Judge Carter examined the evidence, which includes Musk’s previous testimony under oath, to conclude that Musk understood the 5% disclosure rule. Additionally, Musk had consistently adhered to this rule, having properly disclosed stakes in his other ventures, such as his electric car company Tesla and the former SolarCity, at least 20 times. These findings further strengthened the shareholders’ case against Musk.

Twitter Share Prices and Musk’s Acquisition

On April 4, 2022, Twitter’s share prices experienced a significant surge of 27% after Musk publicly disclosed his stake of 9.2% in the company. This disclosure valued Twitter at $54.20 per share. Musk’s acquisition of Twitter occurred in October 2021, when he purchased the social media platform for a staggering $44 billion. It is important to note that under SEC regulations, investors have a 10-day window to disclose when they acquire more than 5% of a company.
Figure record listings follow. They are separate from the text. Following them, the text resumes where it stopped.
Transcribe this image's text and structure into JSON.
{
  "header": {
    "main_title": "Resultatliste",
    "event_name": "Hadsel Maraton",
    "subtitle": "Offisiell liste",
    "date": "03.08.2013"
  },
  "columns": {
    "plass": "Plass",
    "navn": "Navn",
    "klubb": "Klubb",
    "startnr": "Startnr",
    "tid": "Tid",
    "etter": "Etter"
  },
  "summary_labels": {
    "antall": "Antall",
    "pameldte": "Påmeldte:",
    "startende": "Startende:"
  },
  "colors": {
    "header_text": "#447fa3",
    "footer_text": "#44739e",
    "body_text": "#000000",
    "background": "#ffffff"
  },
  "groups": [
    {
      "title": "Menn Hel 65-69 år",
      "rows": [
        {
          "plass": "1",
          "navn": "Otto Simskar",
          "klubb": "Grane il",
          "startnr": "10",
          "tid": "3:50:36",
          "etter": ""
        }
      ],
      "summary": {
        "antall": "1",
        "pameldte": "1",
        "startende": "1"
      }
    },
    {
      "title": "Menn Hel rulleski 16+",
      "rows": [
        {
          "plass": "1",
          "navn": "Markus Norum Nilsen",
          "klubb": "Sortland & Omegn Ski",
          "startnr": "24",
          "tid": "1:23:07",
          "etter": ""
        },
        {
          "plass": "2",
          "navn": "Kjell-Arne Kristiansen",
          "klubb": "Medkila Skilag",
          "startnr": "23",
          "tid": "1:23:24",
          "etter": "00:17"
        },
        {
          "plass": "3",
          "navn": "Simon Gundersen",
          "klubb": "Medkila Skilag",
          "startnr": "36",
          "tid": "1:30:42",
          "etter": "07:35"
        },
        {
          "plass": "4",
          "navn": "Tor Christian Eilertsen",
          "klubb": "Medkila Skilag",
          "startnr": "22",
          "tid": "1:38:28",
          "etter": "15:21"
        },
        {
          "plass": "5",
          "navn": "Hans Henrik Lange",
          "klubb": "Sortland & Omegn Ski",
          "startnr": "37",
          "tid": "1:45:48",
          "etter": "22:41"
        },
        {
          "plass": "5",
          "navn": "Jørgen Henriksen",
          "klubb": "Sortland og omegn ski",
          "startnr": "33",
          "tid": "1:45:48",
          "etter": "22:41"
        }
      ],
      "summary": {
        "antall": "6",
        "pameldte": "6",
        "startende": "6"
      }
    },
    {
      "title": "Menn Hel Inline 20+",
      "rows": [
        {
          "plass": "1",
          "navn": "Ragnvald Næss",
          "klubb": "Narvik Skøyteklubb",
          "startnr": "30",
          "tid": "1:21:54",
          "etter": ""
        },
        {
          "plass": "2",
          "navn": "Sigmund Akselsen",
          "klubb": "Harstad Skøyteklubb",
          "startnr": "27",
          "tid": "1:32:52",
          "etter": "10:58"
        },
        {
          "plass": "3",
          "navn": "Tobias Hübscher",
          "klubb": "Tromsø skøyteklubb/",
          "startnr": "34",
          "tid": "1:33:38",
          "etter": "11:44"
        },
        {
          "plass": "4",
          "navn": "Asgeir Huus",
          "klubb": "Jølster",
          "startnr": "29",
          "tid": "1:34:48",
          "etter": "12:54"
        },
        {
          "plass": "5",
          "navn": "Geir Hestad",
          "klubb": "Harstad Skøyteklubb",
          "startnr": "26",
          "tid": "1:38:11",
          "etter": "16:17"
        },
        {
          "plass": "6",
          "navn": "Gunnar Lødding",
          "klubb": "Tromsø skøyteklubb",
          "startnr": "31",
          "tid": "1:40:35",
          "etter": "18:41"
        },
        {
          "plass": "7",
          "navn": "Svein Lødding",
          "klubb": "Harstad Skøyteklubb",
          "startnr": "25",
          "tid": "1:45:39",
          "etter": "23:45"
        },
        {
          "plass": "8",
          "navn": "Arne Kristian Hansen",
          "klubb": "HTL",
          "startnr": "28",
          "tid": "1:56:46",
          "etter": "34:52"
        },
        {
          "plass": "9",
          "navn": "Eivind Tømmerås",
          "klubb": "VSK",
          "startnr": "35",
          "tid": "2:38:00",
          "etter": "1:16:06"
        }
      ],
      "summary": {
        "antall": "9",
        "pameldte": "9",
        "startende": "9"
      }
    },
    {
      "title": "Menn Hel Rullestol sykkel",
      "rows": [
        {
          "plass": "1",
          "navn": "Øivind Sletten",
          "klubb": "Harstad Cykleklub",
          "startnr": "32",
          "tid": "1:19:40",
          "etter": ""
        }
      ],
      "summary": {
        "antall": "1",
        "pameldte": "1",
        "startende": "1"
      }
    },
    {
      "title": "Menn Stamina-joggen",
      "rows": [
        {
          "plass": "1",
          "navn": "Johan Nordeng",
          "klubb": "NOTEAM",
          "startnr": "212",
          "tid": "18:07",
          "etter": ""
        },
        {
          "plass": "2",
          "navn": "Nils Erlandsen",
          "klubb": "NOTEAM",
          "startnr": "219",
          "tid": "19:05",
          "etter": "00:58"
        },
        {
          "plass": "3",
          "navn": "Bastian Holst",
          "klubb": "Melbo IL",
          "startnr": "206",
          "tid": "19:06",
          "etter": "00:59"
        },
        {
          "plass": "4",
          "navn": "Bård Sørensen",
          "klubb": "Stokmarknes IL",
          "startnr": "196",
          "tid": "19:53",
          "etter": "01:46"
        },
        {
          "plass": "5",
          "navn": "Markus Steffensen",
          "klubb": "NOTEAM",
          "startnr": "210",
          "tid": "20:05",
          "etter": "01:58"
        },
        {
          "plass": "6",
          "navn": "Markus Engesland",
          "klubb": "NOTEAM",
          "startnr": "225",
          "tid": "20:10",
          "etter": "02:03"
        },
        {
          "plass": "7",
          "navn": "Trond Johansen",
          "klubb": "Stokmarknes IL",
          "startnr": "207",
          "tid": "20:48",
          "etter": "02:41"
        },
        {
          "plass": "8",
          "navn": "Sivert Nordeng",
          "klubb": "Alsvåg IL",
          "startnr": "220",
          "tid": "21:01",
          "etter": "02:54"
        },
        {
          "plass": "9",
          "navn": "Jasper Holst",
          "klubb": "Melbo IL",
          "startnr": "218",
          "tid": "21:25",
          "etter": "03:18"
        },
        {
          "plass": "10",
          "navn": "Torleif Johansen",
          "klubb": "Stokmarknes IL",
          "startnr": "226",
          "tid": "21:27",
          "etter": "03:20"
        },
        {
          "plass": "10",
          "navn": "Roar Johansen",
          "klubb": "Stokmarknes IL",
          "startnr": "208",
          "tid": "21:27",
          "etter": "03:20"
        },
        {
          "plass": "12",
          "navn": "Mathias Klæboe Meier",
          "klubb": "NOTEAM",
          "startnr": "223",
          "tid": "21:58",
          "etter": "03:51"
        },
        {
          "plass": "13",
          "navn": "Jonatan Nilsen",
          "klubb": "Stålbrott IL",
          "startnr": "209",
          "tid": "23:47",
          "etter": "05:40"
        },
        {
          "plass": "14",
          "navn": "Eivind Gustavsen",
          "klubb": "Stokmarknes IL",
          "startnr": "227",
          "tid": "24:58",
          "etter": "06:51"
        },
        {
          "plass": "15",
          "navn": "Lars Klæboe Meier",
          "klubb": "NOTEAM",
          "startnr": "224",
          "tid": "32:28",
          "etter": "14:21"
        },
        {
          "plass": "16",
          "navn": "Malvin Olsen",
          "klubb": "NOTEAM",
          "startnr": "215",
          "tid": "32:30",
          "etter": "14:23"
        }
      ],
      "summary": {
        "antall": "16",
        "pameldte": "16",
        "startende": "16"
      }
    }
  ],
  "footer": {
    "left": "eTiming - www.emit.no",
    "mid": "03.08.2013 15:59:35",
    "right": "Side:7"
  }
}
Judge Dismisses Insider Trading Claim

In addition to the fraud allegations, the lawsuit also included an insider trading claim against Musk. However, Judge Carter dismissed this claim. Despite the dismissal of the insider trading accusation, the fraud allegations will proceed.

Lawyers’ Response and Conclusion

Musk’s lawyers have not provided an immediate response to the judge’s decision. The case, titled Oklahoma Firefighters Pension and Retirement System v. Musk et al, is ongoing in the US District Court for the Southern District of New York.

In conclusion, Elon Musk now faces a legal battle against former Twitter shareholders who accuse him of defrauding them by delaying the disclosure of his significant investment in the company. The court’s ruling allows the plaintiffs to move forward and present evidence to support their allegations of fraud. With the case ongoing, the outcome will determine the implications for Musk and the shareholders involved.